Redundancy funds suffered major delays, with hundreds of thousands of workers still waiting to receive overdue assistance. “As employers, we are ashamed to tell our workers that we have to stop paying them when we don’t know if the government will step in,” Penzo Aiello, who owns a bar in Treviso and was forced to shut a soon-to-be-launched second venue due to the pandemic.
During a nationwide lockdown that started on 3 April and lasted more than two months, Aiello said he lent money to employees who did not have “enough to buy bread and milk”.
He argued “the government cannot impose new measures upon us when people can’t make ends meet.”
The sentiment was echoed by protesters across Italy, with many asking for tax reductions or a moratorium. One banner in Rome summed up the sentiment: “If working is no longer a right, paying taxes is no longer an obligation.”
Lawyer Andrea Pisani, who heads a consumer union in the Naples area, said “the biggest fear is chaos”.
“Businesses cannot take loans from the bank because banks don’t trust the government. When this bubble bursts we will all be swept away.”
Pisani called on the government to “act faster than the mafias” and to support small businesses and independent workers who risk falling in their net.
Despite the criticism and the nationwide protests, Conte refused to back down. “The decree has been approved and it will not change,” the prime minister said. “We cannot fool ourselves into thinking that people can move around and go to restaurants without fear.”
He pledged to fast track €5bn in assistance to those most in need, but few protesters seem inclined to take his word for it.

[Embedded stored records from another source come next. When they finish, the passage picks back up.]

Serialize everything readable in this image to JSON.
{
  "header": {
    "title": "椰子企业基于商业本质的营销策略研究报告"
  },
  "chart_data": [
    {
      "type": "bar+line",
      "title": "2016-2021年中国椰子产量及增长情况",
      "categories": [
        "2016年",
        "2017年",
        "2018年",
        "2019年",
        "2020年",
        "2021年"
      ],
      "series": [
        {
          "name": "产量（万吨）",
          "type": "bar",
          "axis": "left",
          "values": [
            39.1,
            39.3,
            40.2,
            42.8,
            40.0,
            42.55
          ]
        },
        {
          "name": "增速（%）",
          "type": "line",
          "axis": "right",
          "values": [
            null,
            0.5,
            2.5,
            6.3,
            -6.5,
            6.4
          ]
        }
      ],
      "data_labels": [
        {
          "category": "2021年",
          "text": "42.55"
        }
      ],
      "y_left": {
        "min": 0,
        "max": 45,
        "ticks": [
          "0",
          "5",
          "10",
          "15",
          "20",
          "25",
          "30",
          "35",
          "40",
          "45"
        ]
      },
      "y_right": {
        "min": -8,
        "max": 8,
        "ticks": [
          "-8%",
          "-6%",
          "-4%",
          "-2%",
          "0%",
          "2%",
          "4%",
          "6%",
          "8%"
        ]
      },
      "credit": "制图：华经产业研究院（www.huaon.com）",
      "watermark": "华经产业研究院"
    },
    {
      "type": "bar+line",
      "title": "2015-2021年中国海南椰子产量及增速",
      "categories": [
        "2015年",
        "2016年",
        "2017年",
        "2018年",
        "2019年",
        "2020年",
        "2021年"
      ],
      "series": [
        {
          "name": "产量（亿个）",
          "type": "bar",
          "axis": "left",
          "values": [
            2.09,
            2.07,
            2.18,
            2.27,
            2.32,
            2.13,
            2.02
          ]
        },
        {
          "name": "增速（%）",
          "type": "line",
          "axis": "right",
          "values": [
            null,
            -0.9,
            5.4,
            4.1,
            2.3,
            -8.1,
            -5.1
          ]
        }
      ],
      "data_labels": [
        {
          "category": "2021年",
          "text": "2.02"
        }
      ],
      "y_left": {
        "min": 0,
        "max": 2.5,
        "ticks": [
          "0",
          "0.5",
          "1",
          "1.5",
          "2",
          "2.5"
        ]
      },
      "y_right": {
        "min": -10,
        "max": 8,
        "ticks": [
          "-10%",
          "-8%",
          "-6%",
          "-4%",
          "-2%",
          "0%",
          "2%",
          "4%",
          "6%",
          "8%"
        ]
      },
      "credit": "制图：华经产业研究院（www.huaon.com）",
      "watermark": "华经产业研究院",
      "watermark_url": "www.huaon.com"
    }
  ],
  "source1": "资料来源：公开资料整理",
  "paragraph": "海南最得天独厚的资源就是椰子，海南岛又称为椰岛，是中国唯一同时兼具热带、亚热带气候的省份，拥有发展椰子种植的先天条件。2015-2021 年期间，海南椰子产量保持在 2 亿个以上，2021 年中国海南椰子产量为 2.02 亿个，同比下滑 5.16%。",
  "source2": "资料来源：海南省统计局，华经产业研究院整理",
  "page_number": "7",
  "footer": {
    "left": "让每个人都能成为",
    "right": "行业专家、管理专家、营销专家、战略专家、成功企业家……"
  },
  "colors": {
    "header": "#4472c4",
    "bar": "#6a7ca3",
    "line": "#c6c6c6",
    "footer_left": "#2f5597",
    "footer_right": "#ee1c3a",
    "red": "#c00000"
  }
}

Conte has been criticised for failing to use the summer months, during which the pandemic was largely under control, to prepare a coherent strategy to implement during a second wave. The imposition of a curfew has come on the heels of two previous decrees, fierce debates over the closure of schools and of travel between regions – all of which has been taken as a sign of little planning ahead of time.
No political party or country, however, seems to have the perfect recipe for containing the pandemic while keeping a battered economy alive. Italy registered on Tuesday a record of 21,994 new cases and 221 deaths, raising the spectre of a localised – or even a nationwide – lockdown. Milan and Naples are the most likely cities to become “red zones”, where movement is restricted, should the curve continue to rise.
For Prime Minister Conte, the main goal “must now be to regain control of the epidemiological curve,” which “will allow us to be more relaxed by Christmas”.
Holidays, however, are not the only thing that is at stake. What must be urgently preserved, he said, is “the stability of the entire social and economic system”.